Dans la foulée, il n’est pas dénué de sens de relier la systématisation de la demande de garantie pour l’octroi d’un prêt bancaire au caractère de certains projets ficelés par les TPME. Au-delà de la pertinence du projet de l’entreprise, il est difficile de contester que les établissements bancaires sont plus enclins à soutenir les secteurs qui ont le vent en poupe, avec un niveau de créances en souffrance relativement faible.
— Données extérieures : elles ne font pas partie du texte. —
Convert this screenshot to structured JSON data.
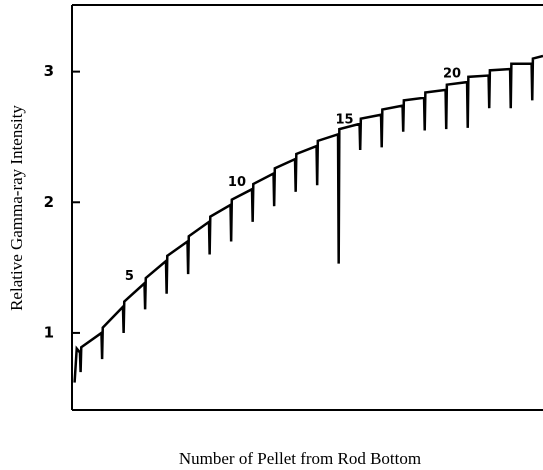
{
  "chart_data": {
    "type": "line",
    "xlabel": "Number of Pellet from Rod Bottom",
    "ylabel": "Relative Gamma-ray Intensity",
    "xlim": [
      2.63,
      24.53
    ],
    "ylim": [
      0.41,
      3.51
    ],
    "yticks": [
      1,
      2,
      3
    ],
    "series": [
      {
        "color": "#000000",
        "x": [
          2.75,
          2.85,
          3,
          3.03,
          3.06,
          4,
          4.03,
          4.06,
          5,
          5.03,
          5.06,
          6,
          6.03,
          6.06,
          7,
          7.03,
          7.06,
          8,
          8.03,
          8.06,
          9,
          9.03,
          9.06,
          10,
          10.03,
          10.06,
          11,
          11.03,
          11.06,
          12,
          12.03,
          12.06,
          13,
          13.03,
          13.06,
          14,
          14.03,
          14.06,
          15,
          15.03,
          15.06,
          16,
          16.03,
          16.06,
          17,
          17.03,
          17.06,
          18,
          18.03,
          18.06,
          19,
          19.03,
          19.06,
          20,
          20.03,
          20.06,
          21,
          21.03,
          21.06,
          22,
          22.03,
          22.06,
          23,
          23.03,
          23.06,
          24,
          24.03,
          24.06,
          24.53
        ],
        "values": [
          0.62,
          0.88,
          0.85,
          0.7,
          0.89,
          1.0,
          0.8,
          1.04,
          1.2,
          1.0,
          1.24,
          1.38,
          1.18,
          1.42,
          1.55,
          1.3,
          1.59,
          1.7,
          1.45,
          1.74,
          1.85,
          1.6,
          1.89,
          1.98,
          1.7,
          2.02,
          2.1,
          1.85,
          2.14,
          2.22,
          1.97,
          2.26,
          2.33,
          2.08,
          2.37,
          2.43,
          2.13,
          2.47,
          2.52,
          1.53,
          2.56,
          2.6,
          2.4,
          2.64,
          2.67,
          2.42,
          2.71,
          2.74,
          2.54,
          2.78,
          2.8,
          2.55,
          2.84,
          2.86,
          2.56,
          2.9,
          2.92,
          2.57,
          2.96,
          2.97,
          2.72,
          3.01,
          3.02,
          2.72,
          3.06,
          3.06,
          2.78,
          3.1,
          3.12
        ]
      }
    ],
    "annotations": [
      {
        "text": "5",
        "x": 5.3,
        "y": 1.43
      },
      {
        "text": "10",
        "x": 10.3,
        "y": 2.15
      },
      {
        "text": "15",
        "x": 15.3,
        "y": 2.63
      },
      {
        "text": "20",
        "x": 20.3,
        "y": 2.98
      }
    ]
  }
}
En définitive, l’essor de l’activité des entreprises marocaines est étroitement lié à leur capacité à concevoir des projets fiables, susceptibles d’intéresser au premier chef les établissements bancaires.
Paroles de pro
Mamoun Bouhdoud,
ministre délégué chargé des Petites entreprises et de l'Intégration du secteur informel
«A l’évidence, l’accès des entreprises au financement est quelque part lié à leur capacité de ficeler des projets bien structurés capables d’attirer les acteurs financiers. Toutefois, je reste convaincu que le rôle de l’Etat est de créer un environnement des affaires propice à l’entrepreneuriat. Pour schématiser l’importance du rôle des pouvoirs publics, il est à noter qu’un mauvais entrepreneur a des chances de réussir si l’environnement des affaires est favorable. A l’inverse, un très bon opérateur économique risque d’échouer dans un environnement particulièrement hostile au business. L’autre aspect fondamental à mes yeux est qu’il est important de donner la chance aux opérateurs économiques, qui connaissent des échecs durant leur parcours. En cela, le statut de l’autoentrepreneur interdit aux institutions financières de saisir les biens de l’autoentrepreneur en cas de cessation d’activité ou d’incapacité de remboursement des crédits. Par ailleurs, un opérateur économique qui compte sur l’aide de l’Etat pour réussir, a peu de chances d’atteindre son but. A mon sens, il est plus judicieux d’être un entrepreneur d’opportunités pour faire prospérer son activité.
Infos pratiques
La CGEM promeut la médiation sociale
Le patronat marocain, par le truchement de sa Commission emploi et relations sociales épaulée par le Bureau international du travail (BIT), a publié récemment un guide ayant trait à la médiation sociale et aux modes de règlement des conflits collectifs pouvant affecter le fonctionnement des entreprises. Cette initiative est à relier à la hausse substantielle des grèves. D’après les chiffres récents, le nombre de grèves déclenchées a atteint, en 2015, près de 265 mouvements. Ce qui correspond à 267.656 journées de travail perdues. Cette situation pénalisante génère un manque à gagner important pour l’économie, qui éprouve des difficultés à engendrer suffisamment de croissance à même de créer des postes de travail décents pour les 600.000 jeunes arrivant sur le marché du travail chaque année. Notons que ce nouveau guide qui fait la promotion du dispositif de médiation sociale, est un moyen adéquat de prévention et de résolution des conflits. Pour rappel, en 2012, l’initiative s’est concrétisée par la signature d’accords entre le patronat et les cinq syndicats les plus représentatifs. Dans la foulée, soulignons que le Code du travail a institutionnalisé deux modes de règlement des conflits collectifs, qui sont la conciliation et l’arbitrage, susceptibles d’être complétés par des dispositifs conventionnels de règlement des litiges initiés par les partenaires sociaux.